= Hugh Egerton =

British historian (1855–1927)

Hugh Edward Egerton (19 April 1855 – 21 May 1927) was a British historian.

==Life==
He was the second son of Edward Christopher Egerton, Member of Parliament for Macclesfield and East Cheshire, and his wife Lady Mary Frances Pierrepont, daughter of Charles Pierrepont, 2nd Earl Manvers. He was educated at Rugby School and matriculated in 1873 Corpus Christi College, Oxford, where he gained a First Class degree in literae humaniores in 1876, graduating B.A. and M.A. in 1881. In 1880 he was called to the bar at the Inner Temple and worked on the North Wales and Chester Circuit.

In 1885 Egerton was appointed assistant private secretary to Edward Stanhope, who became Secretary of State for the Colonies in 1886. Stanhope appointed Egerton to the managing committee of the Emigrants Information Office and one of its tasks was to write a handbook on Britain's colonies, to which Egerton contributed.

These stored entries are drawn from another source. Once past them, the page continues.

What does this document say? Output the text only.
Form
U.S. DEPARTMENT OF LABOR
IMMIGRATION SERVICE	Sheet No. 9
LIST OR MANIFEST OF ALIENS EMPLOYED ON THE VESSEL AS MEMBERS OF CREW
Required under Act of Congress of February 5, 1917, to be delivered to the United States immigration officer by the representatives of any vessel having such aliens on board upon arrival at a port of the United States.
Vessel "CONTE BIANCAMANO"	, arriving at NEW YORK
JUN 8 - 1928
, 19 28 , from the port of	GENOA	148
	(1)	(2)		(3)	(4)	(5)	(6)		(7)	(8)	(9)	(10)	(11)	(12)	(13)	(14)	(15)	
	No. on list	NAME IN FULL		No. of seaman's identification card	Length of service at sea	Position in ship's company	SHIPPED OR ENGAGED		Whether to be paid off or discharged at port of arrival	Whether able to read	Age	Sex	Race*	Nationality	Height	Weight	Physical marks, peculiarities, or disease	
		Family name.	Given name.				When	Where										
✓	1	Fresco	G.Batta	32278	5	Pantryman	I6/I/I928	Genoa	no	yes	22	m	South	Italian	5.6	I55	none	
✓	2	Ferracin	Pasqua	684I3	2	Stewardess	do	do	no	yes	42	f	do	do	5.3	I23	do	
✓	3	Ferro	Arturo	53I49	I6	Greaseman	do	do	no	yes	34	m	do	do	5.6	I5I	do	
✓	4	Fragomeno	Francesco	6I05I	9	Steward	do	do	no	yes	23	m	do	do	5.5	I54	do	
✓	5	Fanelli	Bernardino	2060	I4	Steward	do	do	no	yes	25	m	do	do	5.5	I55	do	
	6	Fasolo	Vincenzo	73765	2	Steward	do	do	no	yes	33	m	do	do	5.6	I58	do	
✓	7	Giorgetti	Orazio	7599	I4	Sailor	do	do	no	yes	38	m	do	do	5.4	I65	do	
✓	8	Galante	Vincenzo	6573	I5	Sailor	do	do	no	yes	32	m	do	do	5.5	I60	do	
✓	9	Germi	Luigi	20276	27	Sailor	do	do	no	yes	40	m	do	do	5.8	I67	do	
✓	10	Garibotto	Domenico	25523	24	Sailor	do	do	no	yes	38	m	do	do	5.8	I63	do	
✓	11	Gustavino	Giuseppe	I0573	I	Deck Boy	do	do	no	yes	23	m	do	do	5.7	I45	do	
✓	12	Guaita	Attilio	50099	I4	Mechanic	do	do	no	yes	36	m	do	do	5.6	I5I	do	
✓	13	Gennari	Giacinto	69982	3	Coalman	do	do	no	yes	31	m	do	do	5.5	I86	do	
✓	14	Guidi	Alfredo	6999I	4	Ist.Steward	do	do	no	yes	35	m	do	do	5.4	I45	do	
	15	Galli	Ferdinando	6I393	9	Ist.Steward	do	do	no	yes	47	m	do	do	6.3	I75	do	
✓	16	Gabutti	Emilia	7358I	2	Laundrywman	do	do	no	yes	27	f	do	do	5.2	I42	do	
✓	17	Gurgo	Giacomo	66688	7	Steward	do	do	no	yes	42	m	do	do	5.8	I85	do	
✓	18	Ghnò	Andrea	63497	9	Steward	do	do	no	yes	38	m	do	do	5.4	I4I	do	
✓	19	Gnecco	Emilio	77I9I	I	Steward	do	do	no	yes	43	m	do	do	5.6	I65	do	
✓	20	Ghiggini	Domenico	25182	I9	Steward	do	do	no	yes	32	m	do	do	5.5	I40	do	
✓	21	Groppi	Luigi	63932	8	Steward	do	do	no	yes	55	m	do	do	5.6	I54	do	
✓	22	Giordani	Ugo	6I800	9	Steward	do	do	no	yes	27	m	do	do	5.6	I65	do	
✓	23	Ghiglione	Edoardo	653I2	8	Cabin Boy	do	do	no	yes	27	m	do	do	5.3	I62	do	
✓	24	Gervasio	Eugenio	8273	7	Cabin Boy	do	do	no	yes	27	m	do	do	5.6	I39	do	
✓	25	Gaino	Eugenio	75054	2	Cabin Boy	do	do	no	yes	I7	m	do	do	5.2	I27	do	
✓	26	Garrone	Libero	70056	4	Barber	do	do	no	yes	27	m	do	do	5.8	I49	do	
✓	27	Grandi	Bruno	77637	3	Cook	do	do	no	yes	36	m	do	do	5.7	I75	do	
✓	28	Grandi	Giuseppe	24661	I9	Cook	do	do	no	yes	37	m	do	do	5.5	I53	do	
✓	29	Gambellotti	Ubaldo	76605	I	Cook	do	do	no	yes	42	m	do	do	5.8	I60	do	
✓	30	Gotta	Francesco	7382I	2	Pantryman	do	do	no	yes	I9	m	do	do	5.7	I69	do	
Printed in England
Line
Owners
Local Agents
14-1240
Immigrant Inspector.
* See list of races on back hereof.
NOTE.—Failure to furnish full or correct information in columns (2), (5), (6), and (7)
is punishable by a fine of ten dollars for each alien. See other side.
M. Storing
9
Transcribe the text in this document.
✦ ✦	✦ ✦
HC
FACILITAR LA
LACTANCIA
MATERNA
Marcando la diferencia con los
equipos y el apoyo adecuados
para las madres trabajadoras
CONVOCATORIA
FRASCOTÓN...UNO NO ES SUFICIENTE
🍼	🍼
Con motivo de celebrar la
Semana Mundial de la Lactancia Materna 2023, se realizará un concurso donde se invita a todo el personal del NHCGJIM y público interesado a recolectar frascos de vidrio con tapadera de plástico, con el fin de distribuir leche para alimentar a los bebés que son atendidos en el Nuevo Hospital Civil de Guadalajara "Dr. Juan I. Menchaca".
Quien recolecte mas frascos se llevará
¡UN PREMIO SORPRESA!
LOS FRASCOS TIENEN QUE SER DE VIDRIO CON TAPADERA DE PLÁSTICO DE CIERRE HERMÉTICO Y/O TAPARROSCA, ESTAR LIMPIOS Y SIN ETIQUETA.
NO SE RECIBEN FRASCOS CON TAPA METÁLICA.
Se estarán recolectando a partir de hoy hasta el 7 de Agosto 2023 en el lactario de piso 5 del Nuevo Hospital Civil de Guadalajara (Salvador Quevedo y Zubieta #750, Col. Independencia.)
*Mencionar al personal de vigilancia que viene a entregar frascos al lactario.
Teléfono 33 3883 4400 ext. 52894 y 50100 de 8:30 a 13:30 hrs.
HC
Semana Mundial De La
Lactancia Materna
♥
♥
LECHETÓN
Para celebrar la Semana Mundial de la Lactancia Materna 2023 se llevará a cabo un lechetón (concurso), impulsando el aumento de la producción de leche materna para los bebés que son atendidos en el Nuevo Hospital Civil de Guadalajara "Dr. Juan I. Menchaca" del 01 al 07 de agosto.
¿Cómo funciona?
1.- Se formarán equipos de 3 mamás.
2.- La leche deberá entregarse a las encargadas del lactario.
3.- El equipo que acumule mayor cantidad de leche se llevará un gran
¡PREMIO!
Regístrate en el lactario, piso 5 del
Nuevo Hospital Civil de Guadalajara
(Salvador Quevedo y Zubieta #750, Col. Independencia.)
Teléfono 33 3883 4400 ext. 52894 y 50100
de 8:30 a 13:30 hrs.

In 1905 Egerton became the first Beit Professor of Colonial History at Oxford, a position which he held until 1920. He was also appointed a Fellow of All Souls College, Oxford, in 1905.

==Works==
In 1900 Egerton published a biography of Stamford Raffles and he edited a collection of Sir William Molesworth's speeches in 1903. He contributed to The Cambridge Modern History. Other works were:

- A short history of British colonial policy (1897). It became a standard work and reached a sixth edition by 1920. It was the first comprehensive survey of British colonial history in relation to the political ideas that had shaped it.
- The origin and growth of greater Britain; an introduction to Sir C. P. Lucas's Historical geography (1903).
- The Origin & Growth of the English Colonies and of their System of Government (1903).
- Federations and unions within the British Empire (1911).
- (editor), The Royal Commission on the Losses and Services of American Loyalists, 1783-1785 (1915).
- British foreign policy in Europe to the end of the 19th century; a rough outline (1917).
- British colonial policy in the XXth century (1922).
- The causes and character of the American revolution (1923)
In the pamphlet Is the British Empire the Result of Wholesale Robbery, Egerton said the answer was no, arguing that it was "false" to suggest that "our empire took its rise in violence." He argued that the British engaged in "peaceful occupation of, apparently, vacant lands" and that trouble arose from nearby aboriginals. He defended British Empire on the basis of a civilizing mission, arguing that the British had no choice but to bring Asians and Africans into contact with European civilization for the betterment of the natives.

==Family==
In 1886 Egerton married Margaret Trotter, sister of Coutts Trotter. They had one son and two daughters. Lucas Malet was a family friend, and stayed with the Egertons at Mountfield Court in Sussex in 1899.

Mountfield Court had been left with a lifetime to his mother by his father, who died in 1869: she died in 1905. It then passed to his elder brother Charles Augustus Egerton (1846–1912), a barrister.